Objectif stratégique no. 3 : Garantir que le Soudan ne serve pas de refuge aux terroristes.
• Empêcher les terroristes de prendre pied au Soudan. Il est de l'intérêt stratégique des États-Unis d'empêcher le Soudan d'offrir une terre d'asile aux terroristes internationaux. Les États-Unis travailleront donc avec la communauté internationale pour empêcher les terroristes et les autres acteurs non étatiques hostiles aux intérêts américains de prendre pied au Soudan.

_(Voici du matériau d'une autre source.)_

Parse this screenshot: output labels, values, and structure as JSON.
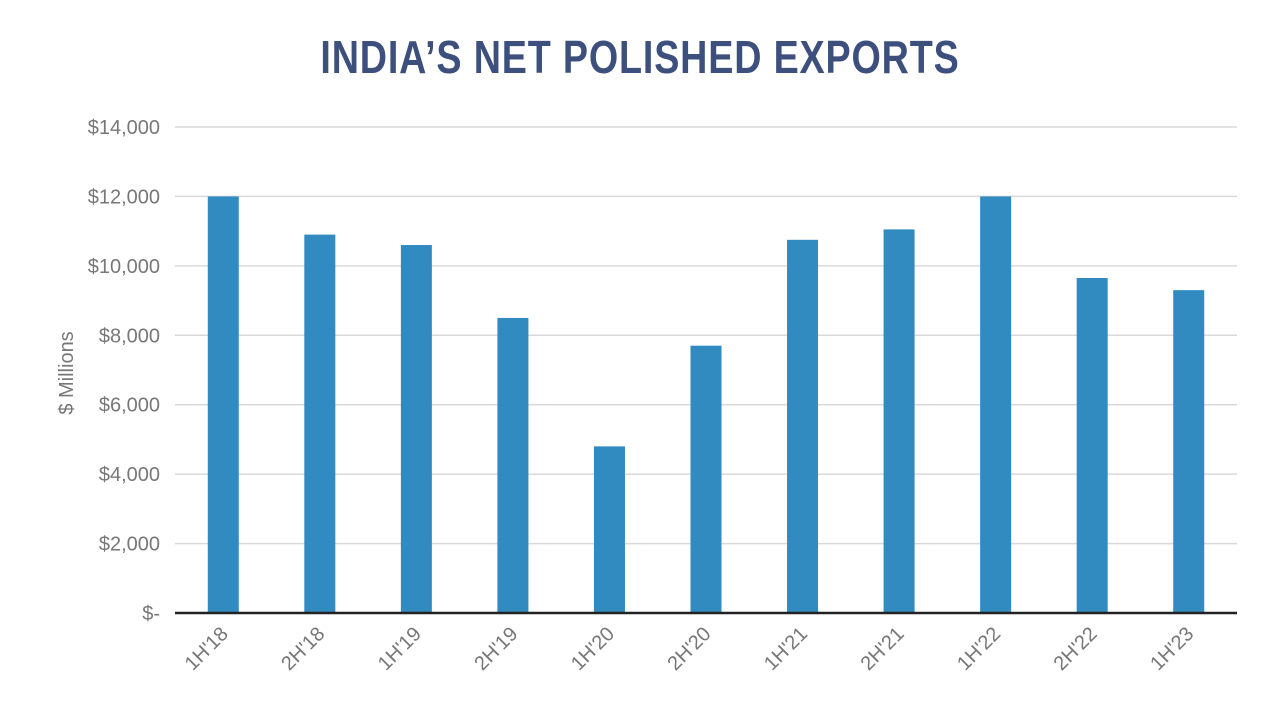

Travail de terrain et consultations.
Il a fallu que des militants engagés et des membres du Congrès donnent de la voix pour faire inscrire le Soudan à l'ordre du jour politique des États-Unis. Ces parties prenantes sont des atouts dans la lutte menée par les États-Unis pour mettre fin aux souffrances des Soudanais et restaurer la paix dans le pays. La poursuite du dialogue avec ces communautés renforcera la politique américaine et sera indispensable à la réussite. L'envoyé spécial rencontrera régulièrement les militants et gardera ouvertes les lignes de communication avec le Congrès pour garantir que des consultations de fond font partie intégrante du processus de mise en œuvre de la politique.